Emeline Lovener est la fille de Vilnius Lovener, notre cher ministre de la magie. On se déteste mutuellement. Son père est une ordure de premier rang et il a battu le mien aux élections, ce que sa fille aime beaucoup me rappeler à chaque fois que je la croise. C'est une grande blonde, gâtée de partout, qui profite du pouvoir acquis par son père pour se croire supérieure. Je tiens les gens comme elle en horreur. La défaite de Papa était un drame parce que ça a laissé un ministre incompétent à la tête du pays ; pour sa fierté personnelle, ça a été difficile mais il s'en est remis. Le monde pourra-t-il se remettre en revanche de la victoire d'un homme corrompu ? Connaître les histoires d'Emeline pourra toujours me servir de réplique la prochaine fois qu'elle m'agressera pour me rappeler ce triste moment de l'histoire de la famille Weasley.
Dans un froid qui n'est pas dû au soleil, on réfléchit chacun de notre côté. Au bout de quelques minutes qui me semblent interminables, j'ai enfin un concept qui pourrait se mettre en place et qui répond à tous les critères.
« J'ai quelque chose, annoncé-je, alors je te propose qu'on mette en place une sorte de soirée quiz.
– Des quiz ? dit-il un peu sceptique.
– Oui, ça passe mieux auprès de la direction que la Forêt Interdite et on pourrait faire ça par maison, avec un élève de chaque niveau. Comme ça, les plus grands travaillent avec les plus petits. On pose des questions de type culture générale, donc avec un intérêt pédagogique et chaque maison a une équipe qui doit répondre correctement pour gagner des points. Tout le monde aime gagner des points et ça peut être divertissant.
– Tu veux dire barbant, corrige-t-il avec un insupportable sourire en coin.
– Sérieusement, Léon, tu as une meilleure idée ? Ça peut très bien marcher si on s'y met un peu et qu'on prépare des questions variées, certaines peuvent même être amusantes. »
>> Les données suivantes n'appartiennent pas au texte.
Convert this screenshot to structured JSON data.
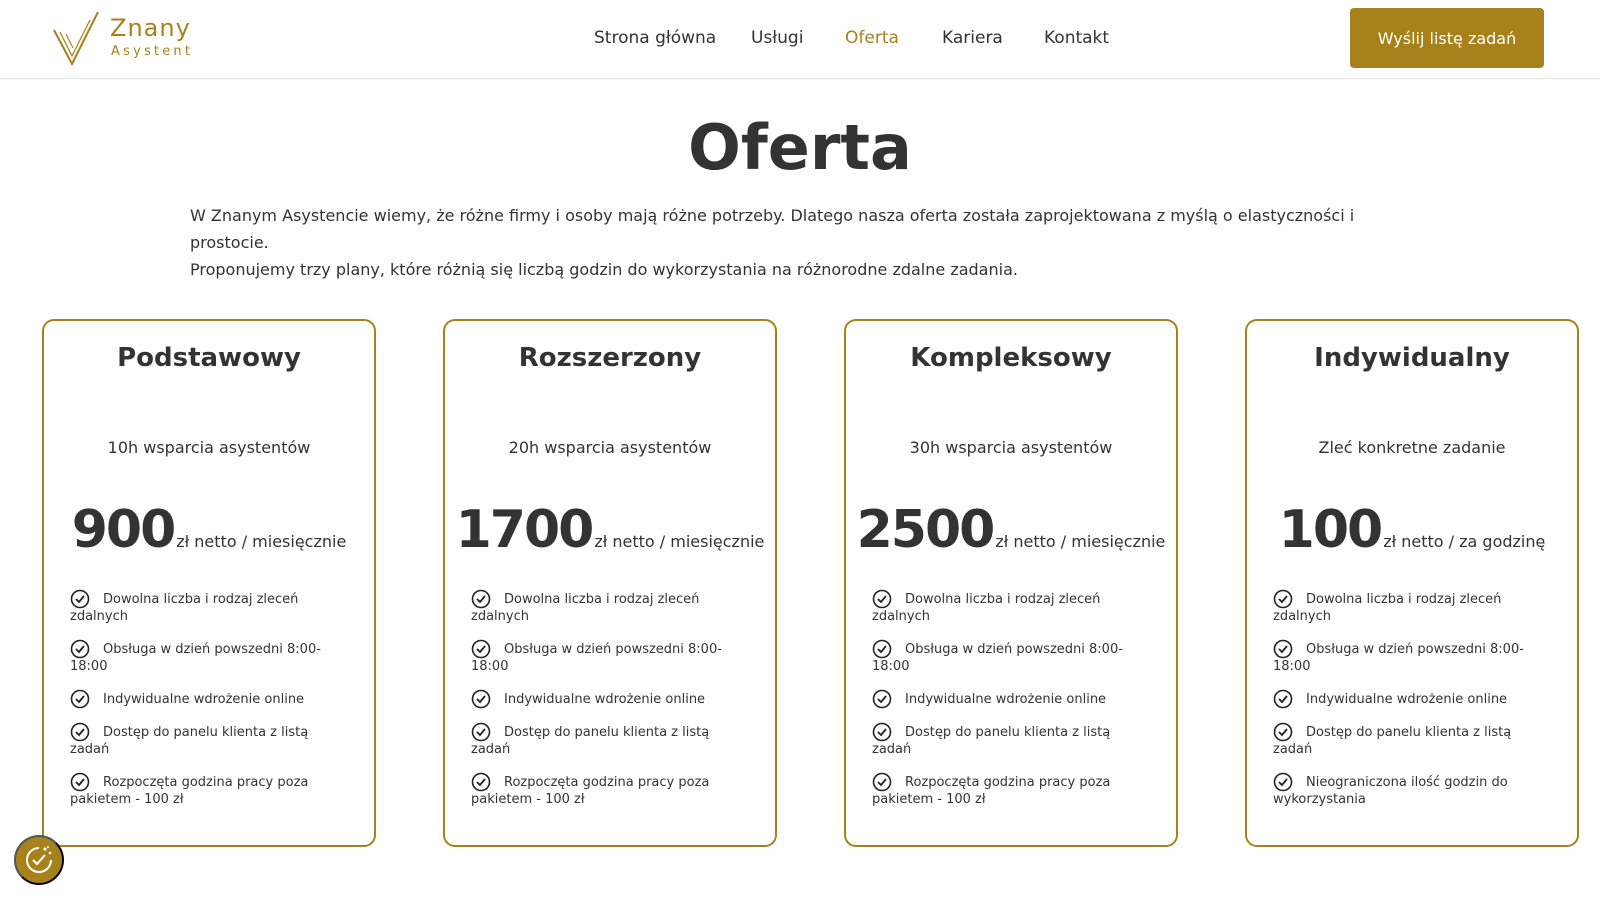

Il réfléchit longuement. Tout compte fait, ça lui arrive de temps en temps. Il finit par hocher la tête en soupirant.
On se sépare rapidement. Il rejoint ses amis qui s'étaient installés un peu plus loin et je rentre à la Salle Commune retrouver Fred et Evan qui font une partie d'échec version sorciers. Je m'allonge dans le canapé, satisfaite de mon idée, priant tout de même pour que McGonagall soit d'accord et que les élèves ne soient pas trop réticents. Je partage mon idée aux garçons qui me regardent en souriant. Je n'arrive pas à savoir s'ils se moquent de moi ou pas. De toute façon je suis épuisée par cette journée, je n'ai pas le courage d'argumenter correctement.